Том 5. На Востоке — страница 61 из 107

— Вы забыли про татар...

— Не забыл я их, когда говорил о приволжских губерниях; а теперь скажу, что татары уличаются в двух весьма страшных и подозрительных преступлениях: они идут в ссылку за кражу лошадей и пристанодержательство почти исключительно. Матросами из татар моряки не нахвалятся. В них видят даровитость, понятливость, честность. Это я слыхал, да и сам на себе испытал. Про чухон говорят то же. Инородцам вообще в России посчастливилось — старая истина. Но об этом будет на первый случай. Вернемся несколько назад. Помните, что в матросы идут люди, сейчас только взятые от сохи и бороны, прямо с поля, из избы, с отдыха, а не из кабака и с фабричной гульбы. С меня будет и этого довольно. Дитя доброе, послушное, кроткое, им не нахвалятся те, кто его ближе знает. Кротость в его глазах, кротость в его песнях, мир и любовь в его обычаях и житейских отношениях. Прислушайтесь к нему внимательнее — вы его заслушаетесь; присмотритесь к нему прямо, непредубежденными глазами — не налюбуетесь; а главное, подходите к нему не царапаясь, не с кулаком и крутым словом — он не обездолит, не обидит вас недоверием. Таких диких педагогов дети не любят, от них бегают. Убегут да и смотрят потом исподлобья, спрятавшись. И пряник покажите — не пойдут. «А зол-де ты, так и я мстителен; другого чувства, кроме мщения, я и найти не могу в своем неопытном сердце, в своем неразвитом уме». Подходите же с верой и любовью, приласкайте этого умного, но только неученого ребенка — он к вам бросится на шею. Смею вас в этом уверить; смею не развивать больше этих простых истин, ясных, как день Божий; смею замолчать, зная, что вы сами знаете это, да... да забыли (скажу, чтобы успокоить вас и свою совесть).

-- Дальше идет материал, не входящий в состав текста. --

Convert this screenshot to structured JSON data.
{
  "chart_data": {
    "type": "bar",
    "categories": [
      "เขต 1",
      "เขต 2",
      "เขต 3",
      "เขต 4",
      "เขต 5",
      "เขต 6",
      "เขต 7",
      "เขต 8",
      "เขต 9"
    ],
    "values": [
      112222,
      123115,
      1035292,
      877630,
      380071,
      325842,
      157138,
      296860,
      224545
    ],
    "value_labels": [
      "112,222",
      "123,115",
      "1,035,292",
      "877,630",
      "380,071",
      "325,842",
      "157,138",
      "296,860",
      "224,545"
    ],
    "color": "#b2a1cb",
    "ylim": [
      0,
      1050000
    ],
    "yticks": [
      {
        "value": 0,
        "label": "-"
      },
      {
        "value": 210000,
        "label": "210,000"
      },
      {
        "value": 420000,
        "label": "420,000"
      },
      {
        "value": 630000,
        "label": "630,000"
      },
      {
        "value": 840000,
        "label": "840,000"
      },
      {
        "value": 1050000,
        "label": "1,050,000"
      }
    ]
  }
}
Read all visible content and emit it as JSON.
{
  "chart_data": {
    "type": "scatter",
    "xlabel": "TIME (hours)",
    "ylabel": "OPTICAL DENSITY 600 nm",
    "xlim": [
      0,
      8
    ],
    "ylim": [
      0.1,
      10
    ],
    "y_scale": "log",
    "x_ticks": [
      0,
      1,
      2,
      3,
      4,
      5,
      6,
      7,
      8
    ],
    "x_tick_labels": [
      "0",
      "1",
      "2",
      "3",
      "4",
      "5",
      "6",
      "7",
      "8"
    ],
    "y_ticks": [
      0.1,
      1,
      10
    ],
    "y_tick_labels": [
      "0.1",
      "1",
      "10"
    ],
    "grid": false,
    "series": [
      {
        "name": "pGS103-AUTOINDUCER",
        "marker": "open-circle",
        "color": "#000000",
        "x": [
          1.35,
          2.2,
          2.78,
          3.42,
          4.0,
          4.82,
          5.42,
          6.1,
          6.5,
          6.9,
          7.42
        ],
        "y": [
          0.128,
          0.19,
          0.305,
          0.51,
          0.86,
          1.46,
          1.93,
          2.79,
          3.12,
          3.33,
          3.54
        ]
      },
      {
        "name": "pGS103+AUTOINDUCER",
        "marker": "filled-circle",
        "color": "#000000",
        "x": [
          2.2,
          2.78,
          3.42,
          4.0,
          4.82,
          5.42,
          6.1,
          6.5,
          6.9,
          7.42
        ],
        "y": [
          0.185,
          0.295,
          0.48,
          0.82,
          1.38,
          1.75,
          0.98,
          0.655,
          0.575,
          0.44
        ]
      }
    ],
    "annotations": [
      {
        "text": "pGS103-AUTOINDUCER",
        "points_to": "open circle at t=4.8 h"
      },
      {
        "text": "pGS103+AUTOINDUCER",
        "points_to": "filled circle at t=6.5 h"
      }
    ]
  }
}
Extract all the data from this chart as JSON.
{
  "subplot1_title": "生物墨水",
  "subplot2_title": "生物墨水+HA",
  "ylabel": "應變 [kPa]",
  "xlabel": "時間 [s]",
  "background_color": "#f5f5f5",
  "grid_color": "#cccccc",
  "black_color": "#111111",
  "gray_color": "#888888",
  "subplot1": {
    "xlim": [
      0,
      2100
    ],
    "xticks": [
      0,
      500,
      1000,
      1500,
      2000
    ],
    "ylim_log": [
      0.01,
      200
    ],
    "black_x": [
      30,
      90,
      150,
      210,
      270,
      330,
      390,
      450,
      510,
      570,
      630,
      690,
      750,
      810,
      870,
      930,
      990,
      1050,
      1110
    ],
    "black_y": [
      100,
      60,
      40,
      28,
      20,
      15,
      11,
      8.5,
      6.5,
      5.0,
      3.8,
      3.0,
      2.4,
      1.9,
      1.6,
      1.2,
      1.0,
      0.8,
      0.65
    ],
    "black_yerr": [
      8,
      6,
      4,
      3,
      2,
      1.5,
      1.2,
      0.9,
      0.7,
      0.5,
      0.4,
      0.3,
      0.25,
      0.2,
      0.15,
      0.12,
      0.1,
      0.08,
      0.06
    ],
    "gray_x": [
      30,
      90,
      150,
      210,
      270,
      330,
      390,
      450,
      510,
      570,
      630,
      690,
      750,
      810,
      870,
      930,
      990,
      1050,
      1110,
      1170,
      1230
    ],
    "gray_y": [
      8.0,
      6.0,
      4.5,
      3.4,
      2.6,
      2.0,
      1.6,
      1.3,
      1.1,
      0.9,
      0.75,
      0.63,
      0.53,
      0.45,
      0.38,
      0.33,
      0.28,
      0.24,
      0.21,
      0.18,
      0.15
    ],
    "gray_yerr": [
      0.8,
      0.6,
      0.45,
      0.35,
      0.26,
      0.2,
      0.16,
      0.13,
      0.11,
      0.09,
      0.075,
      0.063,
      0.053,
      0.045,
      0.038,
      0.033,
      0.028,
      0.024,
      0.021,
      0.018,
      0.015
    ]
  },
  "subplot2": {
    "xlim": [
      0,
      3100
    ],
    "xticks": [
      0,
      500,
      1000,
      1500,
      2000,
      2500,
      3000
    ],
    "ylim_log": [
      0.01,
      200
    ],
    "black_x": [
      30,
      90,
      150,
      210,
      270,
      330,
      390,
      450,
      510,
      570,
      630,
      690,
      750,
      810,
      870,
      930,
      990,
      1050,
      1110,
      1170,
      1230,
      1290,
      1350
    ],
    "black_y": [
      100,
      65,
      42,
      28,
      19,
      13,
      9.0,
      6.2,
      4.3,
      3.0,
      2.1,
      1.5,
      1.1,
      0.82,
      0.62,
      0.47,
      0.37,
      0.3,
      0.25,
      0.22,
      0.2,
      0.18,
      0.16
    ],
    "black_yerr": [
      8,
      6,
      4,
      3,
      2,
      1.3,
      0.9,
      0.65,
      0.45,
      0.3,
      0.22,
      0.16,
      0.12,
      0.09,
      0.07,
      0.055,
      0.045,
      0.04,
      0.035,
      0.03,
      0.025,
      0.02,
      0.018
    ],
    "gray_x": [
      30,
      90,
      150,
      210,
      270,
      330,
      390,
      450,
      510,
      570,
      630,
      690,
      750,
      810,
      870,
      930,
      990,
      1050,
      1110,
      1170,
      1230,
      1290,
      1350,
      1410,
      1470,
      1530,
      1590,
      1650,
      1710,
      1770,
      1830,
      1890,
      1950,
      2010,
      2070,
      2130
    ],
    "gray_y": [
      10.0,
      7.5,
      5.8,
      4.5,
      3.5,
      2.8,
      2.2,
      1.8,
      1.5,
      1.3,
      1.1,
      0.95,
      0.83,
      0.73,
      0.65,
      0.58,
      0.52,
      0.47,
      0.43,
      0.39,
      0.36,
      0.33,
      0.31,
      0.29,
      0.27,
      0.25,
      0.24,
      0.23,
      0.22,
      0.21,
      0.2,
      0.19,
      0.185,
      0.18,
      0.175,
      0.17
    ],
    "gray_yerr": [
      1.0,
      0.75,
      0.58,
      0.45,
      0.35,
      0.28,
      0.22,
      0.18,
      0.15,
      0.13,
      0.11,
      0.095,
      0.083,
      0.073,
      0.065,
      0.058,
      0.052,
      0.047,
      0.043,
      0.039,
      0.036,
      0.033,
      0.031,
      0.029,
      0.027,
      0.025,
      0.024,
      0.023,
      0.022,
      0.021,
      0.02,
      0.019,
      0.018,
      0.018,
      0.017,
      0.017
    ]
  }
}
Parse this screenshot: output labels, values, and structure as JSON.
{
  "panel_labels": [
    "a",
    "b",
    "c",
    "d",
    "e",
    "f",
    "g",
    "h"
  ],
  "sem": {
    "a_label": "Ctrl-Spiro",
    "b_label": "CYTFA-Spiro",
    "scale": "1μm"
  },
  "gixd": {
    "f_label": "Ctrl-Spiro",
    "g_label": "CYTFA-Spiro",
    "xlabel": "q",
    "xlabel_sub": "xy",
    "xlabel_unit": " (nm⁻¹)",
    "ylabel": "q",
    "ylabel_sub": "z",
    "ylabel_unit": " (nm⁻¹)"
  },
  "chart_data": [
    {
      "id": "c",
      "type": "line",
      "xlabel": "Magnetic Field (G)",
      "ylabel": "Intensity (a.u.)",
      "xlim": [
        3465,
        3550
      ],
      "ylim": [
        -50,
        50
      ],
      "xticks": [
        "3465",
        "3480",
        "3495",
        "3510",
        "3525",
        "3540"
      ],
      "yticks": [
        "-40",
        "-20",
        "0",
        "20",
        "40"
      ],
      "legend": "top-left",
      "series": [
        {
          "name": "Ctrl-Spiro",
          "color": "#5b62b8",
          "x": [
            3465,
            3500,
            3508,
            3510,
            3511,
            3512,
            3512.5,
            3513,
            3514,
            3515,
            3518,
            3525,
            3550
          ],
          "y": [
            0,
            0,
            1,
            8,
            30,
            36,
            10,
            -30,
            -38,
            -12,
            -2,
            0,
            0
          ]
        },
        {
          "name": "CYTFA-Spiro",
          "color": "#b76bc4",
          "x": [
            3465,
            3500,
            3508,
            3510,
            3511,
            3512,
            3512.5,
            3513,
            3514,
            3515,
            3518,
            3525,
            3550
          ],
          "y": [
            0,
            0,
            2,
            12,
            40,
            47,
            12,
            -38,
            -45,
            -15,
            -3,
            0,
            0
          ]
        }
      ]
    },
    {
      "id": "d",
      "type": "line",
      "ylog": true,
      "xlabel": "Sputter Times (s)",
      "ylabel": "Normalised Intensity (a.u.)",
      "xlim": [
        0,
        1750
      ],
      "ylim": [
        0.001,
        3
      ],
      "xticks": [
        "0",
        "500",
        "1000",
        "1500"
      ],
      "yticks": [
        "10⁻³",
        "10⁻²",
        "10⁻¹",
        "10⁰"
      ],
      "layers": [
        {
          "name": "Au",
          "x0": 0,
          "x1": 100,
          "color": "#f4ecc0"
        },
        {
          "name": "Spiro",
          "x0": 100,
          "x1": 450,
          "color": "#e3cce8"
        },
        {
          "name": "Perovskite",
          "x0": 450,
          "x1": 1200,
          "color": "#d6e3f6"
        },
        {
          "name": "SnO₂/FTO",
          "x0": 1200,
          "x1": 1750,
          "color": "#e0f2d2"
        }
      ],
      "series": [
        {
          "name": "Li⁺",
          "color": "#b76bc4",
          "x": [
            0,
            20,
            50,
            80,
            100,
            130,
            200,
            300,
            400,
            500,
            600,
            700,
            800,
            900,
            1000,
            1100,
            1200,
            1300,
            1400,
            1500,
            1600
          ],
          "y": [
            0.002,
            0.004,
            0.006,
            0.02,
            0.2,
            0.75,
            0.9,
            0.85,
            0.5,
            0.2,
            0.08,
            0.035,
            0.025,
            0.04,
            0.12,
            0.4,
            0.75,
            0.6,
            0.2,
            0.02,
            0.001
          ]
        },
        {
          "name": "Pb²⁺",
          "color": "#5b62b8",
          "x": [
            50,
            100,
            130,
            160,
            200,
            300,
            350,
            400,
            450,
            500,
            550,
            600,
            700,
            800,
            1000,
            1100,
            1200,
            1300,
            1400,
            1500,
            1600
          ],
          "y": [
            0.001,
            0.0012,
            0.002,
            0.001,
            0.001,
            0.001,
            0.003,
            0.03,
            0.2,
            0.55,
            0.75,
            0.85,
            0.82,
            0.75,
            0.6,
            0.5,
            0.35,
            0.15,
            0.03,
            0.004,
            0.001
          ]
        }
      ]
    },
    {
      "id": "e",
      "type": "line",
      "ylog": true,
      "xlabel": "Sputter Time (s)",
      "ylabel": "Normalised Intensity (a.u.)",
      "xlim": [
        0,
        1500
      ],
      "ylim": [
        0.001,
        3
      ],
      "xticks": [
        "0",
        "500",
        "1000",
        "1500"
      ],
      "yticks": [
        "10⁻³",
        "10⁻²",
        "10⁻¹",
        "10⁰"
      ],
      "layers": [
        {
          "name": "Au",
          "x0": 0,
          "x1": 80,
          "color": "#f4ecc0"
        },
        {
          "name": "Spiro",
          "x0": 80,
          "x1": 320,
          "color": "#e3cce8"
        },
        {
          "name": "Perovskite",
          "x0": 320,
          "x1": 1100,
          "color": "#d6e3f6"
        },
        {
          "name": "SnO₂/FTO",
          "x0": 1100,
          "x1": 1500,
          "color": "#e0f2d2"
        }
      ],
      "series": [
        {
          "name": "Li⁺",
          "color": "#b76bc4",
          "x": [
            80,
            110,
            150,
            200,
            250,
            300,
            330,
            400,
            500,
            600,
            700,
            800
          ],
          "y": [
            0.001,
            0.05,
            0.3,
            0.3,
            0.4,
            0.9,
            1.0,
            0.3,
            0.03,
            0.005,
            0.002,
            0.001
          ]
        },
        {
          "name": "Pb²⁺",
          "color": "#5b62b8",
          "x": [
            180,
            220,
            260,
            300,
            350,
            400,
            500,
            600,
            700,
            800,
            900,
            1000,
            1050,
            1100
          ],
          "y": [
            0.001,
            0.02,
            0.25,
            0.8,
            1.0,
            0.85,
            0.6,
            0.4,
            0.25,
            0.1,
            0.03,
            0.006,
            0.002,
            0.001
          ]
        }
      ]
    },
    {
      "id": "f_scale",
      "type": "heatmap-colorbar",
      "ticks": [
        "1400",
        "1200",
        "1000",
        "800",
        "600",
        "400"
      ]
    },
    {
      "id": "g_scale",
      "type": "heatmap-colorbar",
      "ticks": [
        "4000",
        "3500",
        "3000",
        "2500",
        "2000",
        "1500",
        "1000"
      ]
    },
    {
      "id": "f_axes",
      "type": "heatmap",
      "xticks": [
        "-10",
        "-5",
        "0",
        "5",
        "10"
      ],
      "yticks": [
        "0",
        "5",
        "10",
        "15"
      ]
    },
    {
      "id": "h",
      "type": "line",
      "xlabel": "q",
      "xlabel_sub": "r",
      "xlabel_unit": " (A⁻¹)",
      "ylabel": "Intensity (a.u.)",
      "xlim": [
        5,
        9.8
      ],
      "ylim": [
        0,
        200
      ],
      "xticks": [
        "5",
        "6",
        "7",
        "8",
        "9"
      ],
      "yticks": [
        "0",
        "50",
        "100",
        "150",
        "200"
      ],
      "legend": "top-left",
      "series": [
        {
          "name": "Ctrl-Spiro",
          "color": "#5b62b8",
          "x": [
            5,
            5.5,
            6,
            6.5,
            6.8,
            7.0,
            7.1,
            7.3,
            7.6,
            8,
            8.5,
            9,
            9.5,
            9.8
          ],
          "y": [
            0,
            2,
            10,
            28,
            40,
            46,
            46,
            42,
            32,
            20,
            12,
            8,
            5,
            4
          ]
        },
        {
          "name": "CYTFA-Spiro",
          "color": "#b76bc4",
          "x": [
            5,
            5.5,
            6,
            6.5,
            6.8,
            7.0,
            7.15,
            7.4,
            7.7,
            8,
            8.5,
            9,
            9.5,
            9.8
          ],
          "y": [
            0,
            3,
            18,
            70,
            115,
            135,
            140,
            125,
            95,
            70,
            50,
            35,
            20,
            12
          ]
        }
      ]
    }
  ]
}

— Позвольте и мне сказать несколько слов.

— Говорите тысячу, но таких, которые бы опровергали прямо и безотносительно мои положения.

— Вы ничего не говорите о самой системе нашего воспитания.

— Не говорю, потому что я ее знаю только отчасти, видел только стороной и притом один уголок при тщательно скрытой картине, с опущенной завесой. Я уважаю вашу систему как исторический факт, но не знаю ее, потому что никто не говорил о ней откровенно и простосердечно.

— Но вы не сказали еще, какие именно из крестьян поступают в морскую службу: прилежные или ленивые, способные или неспособные.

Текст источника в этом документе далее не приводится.